MIDDLEWARE_CLASSES = (
'django.middleware.common.CommonMiddleware',
'django.contrib.sessions.middleware.SessionMiddleware',
'django.contrib.auth.middleware.AuthenticationMiddleware',
'userskins.middleware.UserskinsMiddleware',
)

The position of the ``UserskinsMiddleware`` shouldn't be
signifigant.

5. Establish values for the ``USERSKINS_DEFAULT``, ``USERSKINS_DETAILS``
and ``USERSKINS_USE_COMPRESS_GROUPS_INSTEAD`` values in your
settings.py file.

USERSKINS_DEFAULT = "light"
USERSKINS_DETAILS = {
'light':'light.css',
'dark':'dark.css',
}
USERSKINS_USE_COMPRESS_GROUPS = False # optional
USERSKINS_NEVER_ACCESS_DATABASE = False # optional

``USERSKINS_USE_COMPRESS_GROUPS`` is to support integration
with the django-compress project. In that case, the values of keys
in ``USERSKINS_DETAILS`` are ignored, and the keys themselves are
passed to the django-compress template tags as names of compressed
css groups. The default value of ``USERSKINS_USER_COMPRESS_GROUP``
is False.

It is highly recommended to use django-userskins along with
django-compress, as it will allow you to provide users with
selectable skins without increasing the median bandwith per
request or the median number of http requests per page.

There is also the ``USERSKINS_NEVER_ACCESS_DATABASE`` option,
which is what you should use if you want skin preferences to
be entirely cookie based (and never check the database if
the user has an associated SkinPreference object). The default
value of ``USERSKINS_NEVER_ACCESS_DATABASE`` is False.

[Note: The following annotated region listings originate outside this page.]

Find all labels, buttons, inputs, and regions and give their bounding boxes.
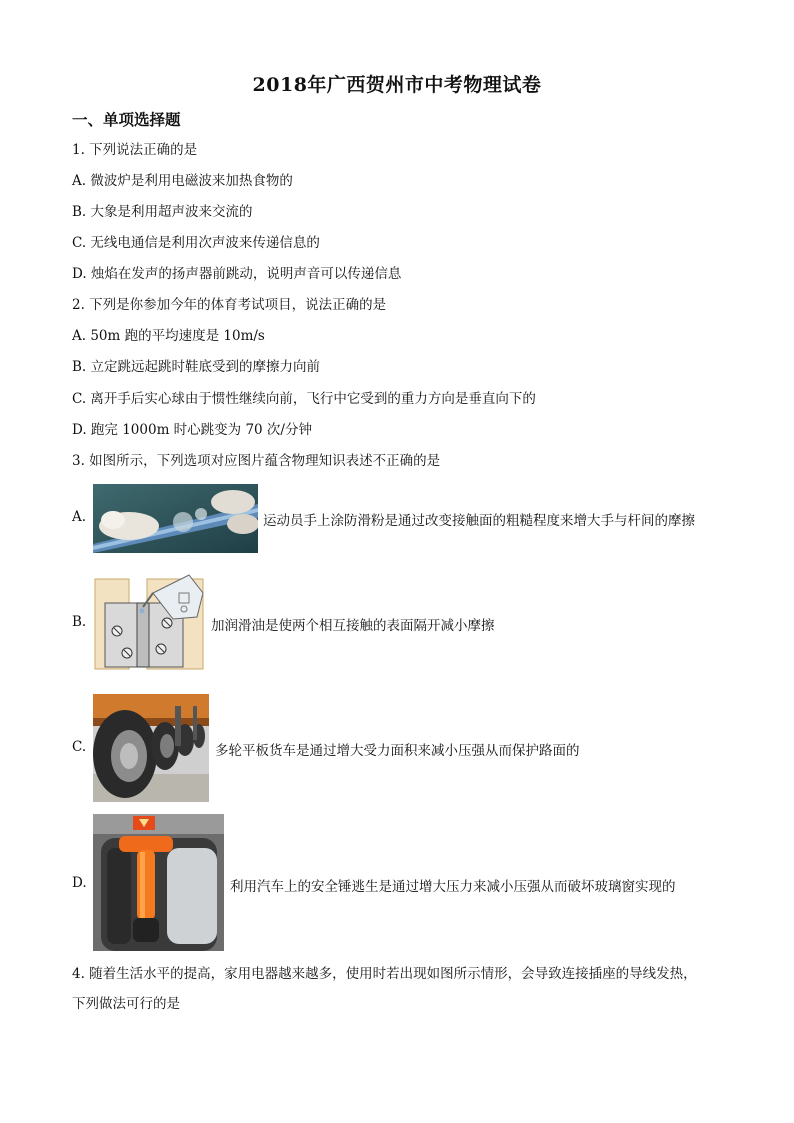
q2-option-c: C. 离开手后实心球由于惯性继续向前，飞行中它受到的重力方向是垂直向下的 [72,391,536,407]
q4-stem-line-1: 4. 随着生活水平的提高，家用电器越来越多，使用时若出现如图所示情形，会导致连接插座的导线发热， [72,966,697,982]
q3-option-c-text: 多轮平板货车是通过增大受力面积来减小压强从而保护路面的 [215,743,580,759]
q3-option-d-label: D. [72,875,87,891]
q3-option-d-text: 利用汽车上的安全锤逃生是通过增大压力来减小压强从而破坏玻璃窗实现的 [230,879,676,895]
hinge-oil-can-image [93,573,205,671]
q1-option-c: C. 无线电通信是利用次声波来传递信息的 [72,235,320,251]
gymnast-chalk-hands-image [93,484,258,553]
page-title: 2018年广西贺州市中考物理试卷 [252,74,542,96]
section-heading: 一、单项选择题 [72,110,181,129]
q3-stem: 3. 如图所示，下列选项对应图片蕴含物理知识表述不正确的是 [72,453,441,469]
multi-wheel-truck-image [93,694,209,802]
q1-option-d: D. 烛焰在发声的扬声器前跳动，说明声音可以传递信息 [72,266,402,282]
q1-stem: 1. 下列说法正确的是 [72,142,198,158]
safety-hammer-image [93,814,224,951]
q3-option-b-text: 加润滑油是使两个相互接触的表面隔开减小摩擦 [211,618,495,634]
q3-option-a-text: 运动员手上涂防滑粉是通过改变接触面的粗糙程度来增大手与杆间的摩擦 [263,513,695,529]
q2-option-a: A. 50m 跑的平均速度是 10m/s [72,328,265,344]
q4-stem-line-2: 下列做法可行的是 [72,996,180,1012]
q2-option-b: B. 立定跳远起跳时鞋底受到的摩擦力向前 [72,359,321,375]
q1-option-a: A. 微波炉是利用电磁波来加热食物的 [72,173,293,189]
q3-option-a-label: A. [72,509,87,525]
q3-option-c-label: C. [72,739,87,755]
q3-option-b-label: B. [72,614,87,630]
q2-stem: 2. 下列是你参加今年的体育考试项目，说法正确的是 [72,297,387,313]
q1-option-b: B. 大象是利用超声波来交流的 [72,204,253,220]
q2-option-d: D. 跑完 1000m 时心跳变为 70 次/分钟 [72,422,312,438]
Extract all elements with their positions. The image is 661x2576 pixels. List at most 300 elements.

7. Sync your database to create the relevant models.
Note that this is not necessary if you use
``USERSKINS_NEVER_ACCESS_DATABASE = True``.

python manage.py syncdb

8. Now modify your base template (or wherever you want to use skins)
to resemble this code:

{% load userskins %}

Some title
{% userskin %}


{% block content %}{% endblock %}

9. The last stage of setup is to setup a mechanism for
allowing users to select skins. Depending on your needs,
this may be as simple as a view that sets an appropriate
cookie and redirects to the page they came from, or it may
be part of a user preferences panel.

More details coming soon, for the time being look at the
userskins.models.SkinPreference model and the
dev_userskins.urls file for some ideas.